È sulla base di questi ideali che la mia scelta è ricaduta sull’ambito scientifico. Quale, poi, fosse la branca che avrei voluto intraprendere è stato un quesito che mi ha richiesto più riflessione e tutt’ora mi tormenta. La fisica, la madre delle scienze, è quella in cui più si realizza la comprensione del mondo e che più mi affascina; probabilmente sarà la mia scelta finale. Qualcuno potrebbe contestarmi il fatto che la scienza si basa sulla matematica: un linguaggio che ancora oggi fa sorgere il dubbio sulla sua provenienza. È stata inventata o scoperta?

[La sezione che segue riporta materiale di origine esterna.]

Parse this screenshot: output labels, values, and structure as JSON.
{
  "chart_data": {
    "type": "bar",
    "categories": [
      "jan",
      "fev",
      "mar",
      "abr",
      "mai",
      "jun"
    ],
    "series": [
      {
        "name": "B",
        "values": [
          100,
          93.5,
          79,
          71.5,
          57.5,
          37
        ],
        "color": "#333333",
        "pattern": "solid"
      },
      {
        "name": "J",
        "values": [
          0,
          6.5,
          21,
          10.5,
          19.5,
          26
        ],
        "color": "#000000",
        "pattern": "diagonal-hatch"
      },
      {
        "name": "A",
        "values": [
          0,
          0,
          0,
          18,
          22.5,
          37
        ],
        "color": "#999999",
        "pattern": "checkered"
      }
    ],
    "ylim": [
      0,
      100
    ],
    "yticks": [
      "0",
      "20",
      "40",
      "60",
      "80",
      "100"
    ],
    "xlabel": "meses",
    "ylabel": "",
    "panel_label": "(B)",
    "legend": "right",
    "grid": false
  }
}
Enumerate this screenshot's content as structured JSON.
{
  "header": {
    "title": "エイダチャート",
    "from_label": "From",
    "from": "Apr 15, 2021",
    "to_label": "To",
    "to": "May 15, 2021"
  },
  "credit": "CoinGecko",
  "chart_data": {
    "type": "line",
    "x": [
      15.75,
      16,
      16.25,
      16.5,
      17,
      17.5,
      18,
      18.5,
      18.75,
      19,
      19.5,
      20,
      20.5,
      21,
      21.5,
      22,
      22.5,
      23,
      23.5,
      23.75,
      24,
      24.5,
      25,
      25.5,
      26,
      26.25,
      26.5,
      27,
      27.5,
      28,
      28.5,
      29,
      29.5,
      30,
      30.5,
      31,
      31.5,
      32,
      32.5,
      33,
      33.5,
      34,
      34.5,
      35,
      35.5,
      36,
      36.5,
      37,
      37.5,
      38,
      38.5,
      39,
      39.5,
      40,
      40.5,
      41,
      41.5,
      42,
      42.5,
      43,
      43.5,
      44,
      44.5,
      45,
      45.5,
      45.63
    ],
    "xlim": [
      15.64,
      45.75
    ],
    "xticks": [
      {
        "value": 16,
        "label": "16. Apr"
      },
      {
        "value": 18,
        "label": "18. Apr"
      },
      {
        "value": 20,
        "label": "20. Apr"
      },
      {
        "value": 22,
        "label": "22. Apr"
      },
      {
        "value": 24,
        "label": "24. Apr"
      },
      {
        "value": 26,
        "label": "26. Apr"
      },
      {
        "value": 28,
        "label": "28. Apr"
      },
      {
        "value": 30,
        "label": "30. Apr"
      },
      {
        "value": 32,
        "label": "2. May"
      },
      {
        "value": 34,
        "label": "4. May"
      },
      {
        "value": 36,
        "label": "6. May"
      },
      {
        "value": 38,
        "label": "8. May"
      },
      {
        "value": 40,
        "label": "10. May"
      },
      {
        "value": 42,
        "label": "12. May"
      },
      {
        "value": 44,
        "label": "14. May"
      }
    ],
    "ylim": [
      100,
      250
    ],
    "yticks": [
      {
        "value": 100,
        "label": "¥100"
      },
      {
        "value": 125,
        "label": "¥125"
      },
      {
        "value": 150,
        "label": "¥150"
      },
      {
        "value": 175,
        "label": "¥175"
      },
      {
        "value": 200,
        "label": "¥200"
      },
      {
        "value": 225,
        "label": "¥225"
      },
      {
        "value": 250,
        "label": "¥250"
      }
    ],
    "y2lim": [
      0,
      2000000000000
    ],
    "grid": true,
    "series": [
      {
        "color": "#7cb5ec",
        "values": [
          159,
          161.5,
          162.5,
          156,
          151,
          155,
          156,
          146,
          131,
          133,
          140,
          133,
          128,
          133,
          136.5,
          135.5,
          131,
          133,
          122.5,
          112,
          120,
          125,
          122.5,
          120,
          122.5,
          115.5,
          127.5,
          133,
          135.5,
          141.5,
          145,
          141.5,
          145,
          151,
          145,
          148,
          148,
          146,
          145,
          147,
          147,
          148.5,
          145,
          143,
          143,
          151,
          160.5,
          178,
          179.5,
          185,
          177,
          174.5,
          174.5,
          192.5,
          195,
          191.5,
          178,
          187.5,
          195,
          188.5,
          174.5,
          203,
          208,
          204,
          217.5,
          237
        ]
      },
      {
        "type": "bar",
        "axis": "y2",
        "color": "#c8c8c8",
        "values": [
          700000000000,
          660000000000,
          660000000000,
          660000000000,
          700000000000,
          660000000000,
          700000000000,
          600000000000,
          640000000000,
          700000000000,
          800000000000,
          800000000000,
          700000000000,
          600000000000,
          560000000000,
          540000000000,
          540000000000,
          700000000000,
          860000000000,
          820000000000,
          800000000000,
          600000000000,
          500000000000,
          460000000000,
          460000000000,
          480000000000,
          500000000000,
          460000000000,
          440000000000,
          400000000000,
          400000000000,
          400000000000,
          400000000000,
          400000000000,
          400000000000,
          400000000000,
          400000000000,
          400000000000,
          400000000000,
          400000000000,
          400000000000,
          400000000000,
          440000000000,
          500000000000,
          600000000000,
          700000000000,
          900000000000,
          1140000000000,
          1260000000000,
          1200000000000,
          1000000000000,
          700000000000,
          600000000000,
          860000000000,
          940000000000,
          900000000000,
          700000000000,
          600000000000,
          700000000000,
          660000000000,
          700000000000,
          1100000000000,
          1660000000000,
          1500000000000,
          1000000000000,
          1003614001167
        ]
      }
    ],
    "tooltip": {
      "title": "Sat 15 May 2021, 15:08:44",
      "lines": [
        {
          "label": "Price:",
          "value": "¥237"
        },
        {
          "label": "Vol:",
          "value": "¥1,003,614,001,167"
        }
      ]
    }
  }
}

Questo quesito, probabilmente, non sarà mai risolto poiché sarebbe necessario estraniarsi dalla esperienza umana per elevarsi a una capacità di conoscenza esterna e superiore. Insomma, sarebbe necessario non essere umani.

Tuttavia la matematica, qualunque sia la sua origine, funziona. Ci consente il progresso, ci fornisce spiegazioni e ci permette un’analisi corretta della realtà. Per questo ho il desiderio che questa diventi per me il linguaggio quotidiano, la mia seconda lingua. D’altronde è la lingua più vera e universale che esista. Che tu sia italiano, cinese, bianco, nero, cercando di spiegare il mondo, ti servirai della matematica. Se poi questa sia una lingua che comprenderebbero anche gli “alieni” non importa. Kant direbbe che questo dipende dalle categorie che questi hanno, ma  comunque non importa perché  noi umani ci troviamo tutti nella stessa condizione.
Comprendere il mondo è uno dei desideri più forti che ho e siccome la scienza per me è lo strumento più giusto ed esatto da utilizzare a questo scopo, scelgo un futuro dedito alla scoperta scientifica.

Dall’anno prossimo la scienza sarà il mio campo, la matematica la mia lingua, la conoscenza la mia meta.